There is nothing people like more than a reformed sinner and Colin Powell is doing one heck of a job campaigning for reformer of the year. Yesterday, he told Fareed Zakaria that he believes it is time to review Don't Ask Don't Tell because, "times have changed, it is not 1993, it's 2008." The talk with Zakaria is one of a slew of interviews and public statements made by the former Secretary of State on the military policy regarding LGBT personnel.
But this radical shift in Powell's stance on LGBT issues should not give him a carte blanche.
Let us not forget that it was Powell who led the charge for the implementation of Don't Ask Don't Tell in 1993. He said then, "I continue to believe strongly that the presence of homosexuals within the armed forces would be prejudicial to good order and discipline." (USA Today, November 16, 1992) In support of this position, Powell told Ted Koppel that in the military, "we have to shower together."
According to the San Francisco Chronicle's coverage of the Joint Chiefs of Staff testimony to Congress on DADT, Powell stated, "'cohesive teams of warriors who bind so tightly' that they can charge into machine gun fire could not be sustained with known homosexuals among their number." He further testified that he would be troubled if a soldier of his showed up at a gay pride parade dressed in drag. (San Francisco Chronicle, July 21, 1993).
The fact that these comments were made fifteen years ago does not make them any less offensive.

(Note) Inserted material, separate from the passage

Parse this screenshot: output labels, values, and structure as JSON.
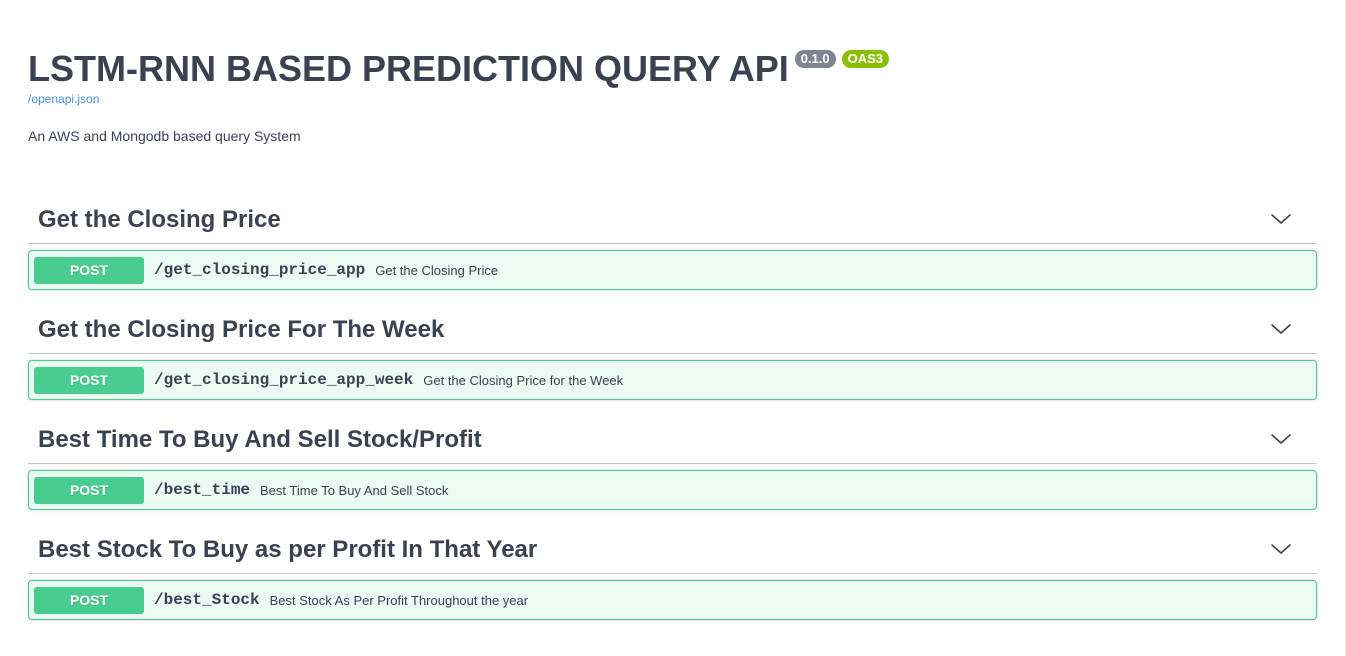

Punishing LGBT soldiers because their very presence "outs" the homophobia of other military personnel is tantamount to segregating black students in high school because their presence upsets white teenagers and interrupts their learning process.
When presented with this logic, Powell told reporters that, "Unlike race or gender, sexuality is not a benign trait. It is manifested by behavior. While it would be decidedly biased to assume certain behaviors based on gender or membership in a particular racial group, the same is not true for sexuality."
As chairman of the Joint Chiefs of Staff, Powell justified homophobia as a simple objection to a behavioral choice. The obvious hypocrisy of condemning racism while upholding homophobia is easily obliterated by the "sexuality as choice" argument. Too bad Powell's analysis is not supported by factual evidence and most personal testimony refutes the choice theory.
Yesterday, Powell may have asked for a review of the discriminatory policy of the military. But he is still on record justifying the exclusion of LGBT people, equating sexual orientation with lifestyle choices and is personally responsible for the termination of 9,488 employees under DADT since 1993.
We may all love a reformed sinner, but pitching in for Obama and calling for a soft review of DADT shouldn't cut it when it comes to Powell.